Li-Yang Tan: Unconditional Lower Bounds in Complexity Theory

Tuesday, December 8, 2015 - 4:00pm to 5:00pm
Light Refreshments at 3:50pm
Patil/Kiva G449
Li-Yang Tan
Abstract: I will present three recent results, each establishing new unconditional lower bounds in fundamental and well-studied models of computation: 
1. (Circuit Complexity) We prove an average-case depth hierarchy theorem for Boolean circuits, an average-case extension of the classical (worst-case) depth hierarchy theorem of Sipser, Yao, and Håstad. This resolves a main open problem in Håstad’s 1986 Ph.D. thesis. Via a classical connection between Boolean circuits and structural complexity, our circuit lower bound implies that the polynomial hierarchy is infinite relative to a random oracle, resolving a similarly longstanding conjecture of Håstad, Cai, and Babai from the 1980s. Joint work with Ben Rossman and Rocco Servedio (FOCS 2015). 
2. (Proof Complexity) We prove the first super-polynomial lower bounds against the "depth-d Frege" proof system for d = \Theta(\sqrt{\log n}). This is an exponential improvement of the work of Pitassi et al. (1993) and Krajicek et al. (1995), which gave super-polynomial lower bounds against depth-d Frege for d = \Theta(\log log n) and has stood as the state of the art for the past two decades. Joint work with Toni Pitassi, Ben Rossman, and Rocco Servedio. 

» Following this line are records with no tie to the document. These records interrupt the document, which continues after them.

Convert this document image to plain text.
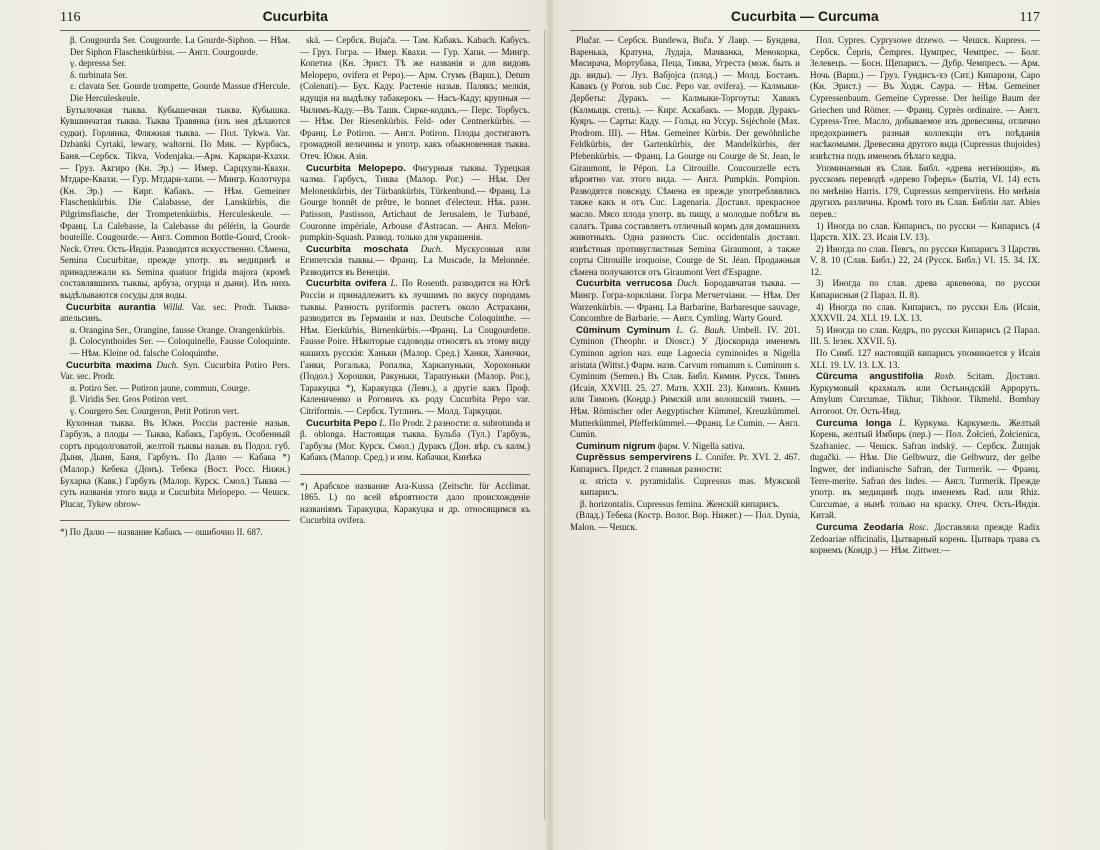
116	Cucurbita

β. Cougourda Ser. Cougourde. La Gourde-Siphon. — Нѣм. Der Siphon Flaschenkürbiss. — Англ. Courgourde.

γ. depressa Ser.

δ. turbinata Ser.

ε. clavata Ser. Gourde trompette, Gourde Massue d'Hercule. Die Herculeskeule.

Бутылочная тыква. Кубышечная тыква. Кубышка. Кувшинчатая тыква. Тыква Травянка (изъ нея дѣлаются судки). Горлянка, Фляжная тыква. — Пол. Tykwa. Var. Dzbanki Cyrtaki, lewary, waltorni. По Мик. — Курбасъ, Баня.—Сербск. Tikva, Vodenjaka.—Арм. Каркари-Кхахи. — Груз. Акгиро (Кн. Эр.) — Имер. Сарцхули-Кваxи. Мтдаре-Кваxи. — Гур. Мтдари-хапи. — Мингр. Колотчура (Кн. Эр.) — Кирг. Кабакъ. — Нѣм. Gemeiner Flaschenkürbis. Die Calabasse, der Lanskürbis, die Pilgrimsflasche, der Trompetenkürbis. Herculeskeule. — Франц. La Calebasse, la Calebasse du pélérin, la Gourde bouteille. Cougourde.— Англ. Common Bottle-Gourd, Crook-Neck. Отеч. Ость-Индія. Разводятся искусственно. Сѣмена, Semina Cucurbitae, прежде употр. въ медицинѣ и принадлежали къ Semina quatuor frigida majora (кромѣ составлявшихъ тыквы, арбуза, огурца и дыни). Изъ нихъ выдѣлываются сосуды для воды.

Cucurbita aurantia Willd. Var. sec. Prodr. Тыква-апельсинъ.

α. Orangina Ser., Orangine, fausse Orange. Orangenkürbis.

β. Colocynthoides Ser. — Coloquinelle, Fausse Coloquinte. — Нѣм. Kleine od. falsche Coloquinthe.

Cucurbita maxima Duch. Syn. Cucurbita Potiro Pers. Var. sec. Prodr.

α. Potiro Ser. — Potiron jaune, commun, Courge.

β. Viridis Ser. Gros Potiron vert.

γ. Courgero Ser. Courgeron, Petit Potiron vert.

Кухонная тыква. Въ Южн. Россіи растеніе назыв. Гарбузъ, а плоды — Тыква, Кабакъ, Гарбузъ. Особенный сортъ продолговатой, желтой тыквы назыв. въ Подол. губ. Дыня, Дыня, Баня, Гарбузъ. По Далю — Кабака *) (Малор.) Кебека (Донъ). Тебека (Вост. Росс. Нижн.) Бухарка (Кавк.) Гарбузъ (Малор. Курск. Смол.) Тыква — суть названія этого вида и Cucurbita Melopepo. — Чешск. Plucar, Tykew obrow-

*) По Далю — название Кабакъ — ошибочно II. 687.

ská. — Сербск. Bujača. — Там. Кабакъ. Kabach. Кабусъ. — Груз. Гогра. — Имер. Кваxи. — Гур. Хапи. — Мингр. Копетиа (Кн. Эрист. Тѣ же названія и для видовъ Melopepo, ovifera et Pepo).— Арм. Стумъ (Варш.), Detum (Colenati).— Бух. Каду. Растеніе назыв. Палякъ; мелкія, идущія на выдѣлку табакерокъ — Насъ-Каду; крупныя — Чилимъ-Каду.—Въ Ташк. Сирке-кодакъ.— Перс. Торбусъ. — Нѣм. Der Riesenkürbis. Feld- oder Centnerkürbis. — Франц. Le Potiron. — Англ. Potiron. Плоды достигаютъ громадной величины и употр. какъ обыкновенная тыква. Отеч. Южн. Азія.

Cucurbita Melopepo. Фигурныя тыквы. Турецкая чалма. Гарбусъ, Тиквa (Малор. Рог.) — Нѣм. Der Melonenkürbis, der Türbankürbis, Türkenbund.— Франц. La Gourge bonnêt de prêtre, le bonnet d'électeur. Нѣк. разн. Patisson, Pastisson, Artichaut de Jerusalem, le Turbané, Couronne impériale, Arbouse d'Astracan. — Англ. Melon-pumpkin-Squash. Развод. только для украшенія.

Cucurbita moschata Duch. Мускусовыя или Египетскія тыквы.— Франц. La Muscade, la Melonnée. Разводится въ Венеціи.

Cucurbita ovifera L. По Rosenth. разводится на Югѣ Россіи и принадлежитъ къ лучшимъ по вкусу породамъ тыквы. Разность pyriformis растетъ около Астрахани, разводится въ Германіи и наз. Deutsche Coloquinthe. — Нѣм. Eierkürbis, Birnenkürbis.—Франц. La Cougourdette. Fausse Poire. Нѣкоторые садоводы относятъ къ этому виду нашихъ русскія: Ханьки (Малор. Сред.) Ханки, Ханочки, Ганки, Рогалька, Ропалка, Харкапуньки, Хорохоньки (Подол.) Хорошки, Ракуньки, Тарапуньки (Малор. Рог.), Таракуцка *), Каракуцка (Левч.), а другіе какъ Проф. Калениченко и Роговичъ къ роду Cucurbita Pepo var. Citriformis. — Сербск. Тутлинъ. — Молд. Таркуцки.

Cucurbita Pepo L. По Prodr. 2 разности: α. subrotunda и β. oblonga. Настоящая тыква. Бульба (Тул.) Гарбузъ, Гарбузы (Мог. Курск. Смол.) Дуракъ (Дон. вѣр. съ калм.) Кабакъ (Малор. Сред.) и изм. Кабачки, Кинѣка

*) Арабское название Ara-Kussa (Zeitschr. für Acclimat. 1865. I.) по всей вѣроятности дало происхожденіе названіямъ Таракуцка, Каракуцка и др. относящимся къ Cucurbita ovifera.
Cucurbita — Curcuma	117

Plučar. — Сербск. Bundewa, Buča. У Лавр. — Бундева, Варенькa, Кратуна, Лудaja, Мачванка, Менокорка, Мисирача, Мортубака, Пеца, Тиква, Угрестa (мож. быть и др. виды). — Луз. Вабjoјca (плод.) — Молд. Бостанъ. Кавакъ (у Рогов. sub Cuc. Pepo var. oviferа). — Калмыки-Дербеты: Дуракъ. — Калмыки-Торгоуты: Хавакъ (Калмыцк. степь). — Кирг. Аскабакъ. — Мордв. Дуракъ-Куяръ. — Сарты: Каду. — Гольд. на Уссур. Ssjèchole (Max. Prodrom. III). — Нѣм. Gemeiner Kürbis. Der gewöhnliche Feldkürbis, der Gartenkürbis, der Mandelkürbis, der Pfebenkürbis. — Франц. La Gourge ou Courge de St. Jean, le Giraumont, le Pépon. La Citrouille. Coucourzelle есть вѣроятно var. этого вида. — Англ. Pumpkin. Pompion. Разводятся повсюду. Сѣмена ея прежде употребляялись также какъ и отъ Cuc. Lagenaria. Доставл. прекрасное масло. Мясо плода употр. въ пищу, а молодые побѣги въ салатъ. Трава составляетъ отличный кормъ для домашнихъ животныхъ. Одна разность Cuc. occidentalis доставл. извѣстныя противуглистныя Semina Giraumont, а также сорты Citrouille iroquoise, Courge de St. Jéan. Продажныя сѣмена получаются отъ Giraumont Vert d'Espagne.

Cucurbita verrucosa Duch. Бородавчатая тыква. — Мингр. Гогра-хорклiани. Гогра Метчетчiани. — Нѣм. Der Warzenkürbis. — Франц. La Barbarine, Barbaresque sauvage, Concombre de Barbarie. — Англ. Cymling. Warty Gourd.

Cŭminum Cyminum L. G. Bauh. Umbell. IV. 201. Cyminon (Theophr. и Dioscr.) У Діоскорида именемъ Cyminon agrion наз. еще Lagoecia cyminoides и Nigella aristata (Wittst.) Фарм. назв. Carvum romanum s. Cuminum s. Cyminum (Semen.) Въ Слав. Библ. Кимин. Русск. Тминъ (Исаія, XXVIII. 25. 27. Матв. XXII. 23). Кимонъ. Кминъ или Тимонъ (Кондр.) Римскій или волошскій тминъ. — Нѣм. Römischer oder Aegyptischer Kümmel, Kreuzkümmel. Mutterkümmel, Pfefferkümmel.—Франц. Le Cumin. — Англ. Cumin.

Cuminum nigrum фарм. V. Nigella sativa.

Cuprĕssus sempervirens L. Conifer. Pr. XVI. 2. 467. Кипарисъ. Предст. 2 главныя разности:

α. stricta v. pyramidalis. Cupressus mas. Мужской кипарисъ.

β. horizontalis. Cupressus femina. Женскій кипарисъ.

(Влад.) Тебека (Костр. Волог. Вор. Нижег.) — Пол. Dynia, Malon. — Чешск.

Пол. Cypres. Cyprysowe drzewo. — Чешск. Kupress. — Сербск. Čepris, Čempres. Цумпрес, Чемпрес. — Болг. Зелевецъ. — Босн. Щепарисъ. — Дубр. Чемпресъ. — Арм. Ночь (Варш.) — Груз. Гундисъ-хэ (Сит.) Кипарози, Саро (Кн. Эрист.) — Въ Ходж. Саура. — Нѣм. Gemeiner Cypressenbaum. Gemeine Cypresse. Der heilige Baum der Griechen und Römer. — Франц. Cyprès ordinaire. — Англ. Cypress-Tree. Масло, добываемое изъ древесины, отлично предохраняетъ разныя коллекціи отъ поѣданія насѣкомыми. Древесина другого вида (Cupressus thujoides) извѣстна подъ именемъ бѣлаго кедра.

Упоминаемыя въ Слав. Библ. «древа негніющія», въ русскомъ переводѣ «дерево Гоферъ» (Бытія, VI. 14) есть по мнѣнію Harris. 179, Cupressus sempervirens. Но мнѣнія другихъ различны. Кромѣ того въ Слав. Библіи лат. Abies перев.:

1) Иногда по слав. Кипарисъ, по русски — Кипарисъ (4 Царств. XIX. 23. Исаія LV. 13).

2) Иногда по слав. Певгъ, по русски Кипарисъ 3 Царствъ V. 8. 10 (Слав. Библ.) 22, 24 (Русск. Библ.) VI. 15. 34. IX. 12.

3) Иногда по слав. древа аркевѳова, по русски Кипарисныя (2 Парал. II. 8).

4) Иногда по слав. Кипарисъ, по русски Ель (Исаія, XXXVII. 24. XLI. 19. LX. 13.

5) Иногда по слав. Кедръ, по русски Кипарисъ (2 Парал. III. 5. Іезек. XXVII. 5).

По Симб. 127 настоящій кипарисъ упоминается у Исаія XLI. 19. LV. 13. LX. 13.

Cŭrcuma angustifolia Roxb. Scitam. Доставл. Куркумовый крахмалъ или Остъиндскій Арроруть. Amylum Curcumae, Tikhur, Tikhoor. Tikmehl. Bombay Arrorоot. От. Ость-Инд.

Curcuma longa L. Куркума. Каркумель. Желтый Корень, желтый Имбирь (пер.) — Пол. Żołcień, Żołcienica, Szafraniec. — Чешск. Safran indský. — Сербск. Žutnjak dugački. — Нѣм. Die Gelbwurz, die Gelbwurz, der gelbe Ingwer, der indianische Safran, der Turmerik. — Франц. Terre-merite. Safran des Indes. — Англ. Turmerik. Прежде употр. въ медицинѣ подъ именемъ Rad. или Rhiz. Curcumae, а нынѣ только на краску. Отеч. Ость-Индія. Китай.

Curcuma Zeodaria Rosc. Доставляла прежде Radix Zedoariae officinalis, Цытварный корень. Цытварь трава съ корнемъ (Кондр.) — Нѣм. Zittwer.—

3. (Property Testing) We prove that any non-adaptive algorithm for testing whether an unknown Boolean function is monotone versus far-from-monotone must make essentially \Omega(\sqrt{n}) many queries. This is an exponential improvement of the previous \Omega(\log n) lower bound of Fischer et al. from 2002. Very recently, Khot et al. matched our lower bound with a \tilde{O}(\sqrt{n})-query non-adaptive tester, capping off almost two decades of work on this basic problem. Joint works with Xi Chen, Anindya De, and Rocco Servedio (FOCS 2014, STOC 2015). 
The common essential ingredient in the first two lower bounds is the method of random projections, a generalization of the classical method of random restrictions that has played a pivotal role in complexity theory. For the third lower bound, we build on and extend recently-developed multidimensional central limit theorems to analyze the success probability of property testing algorithms.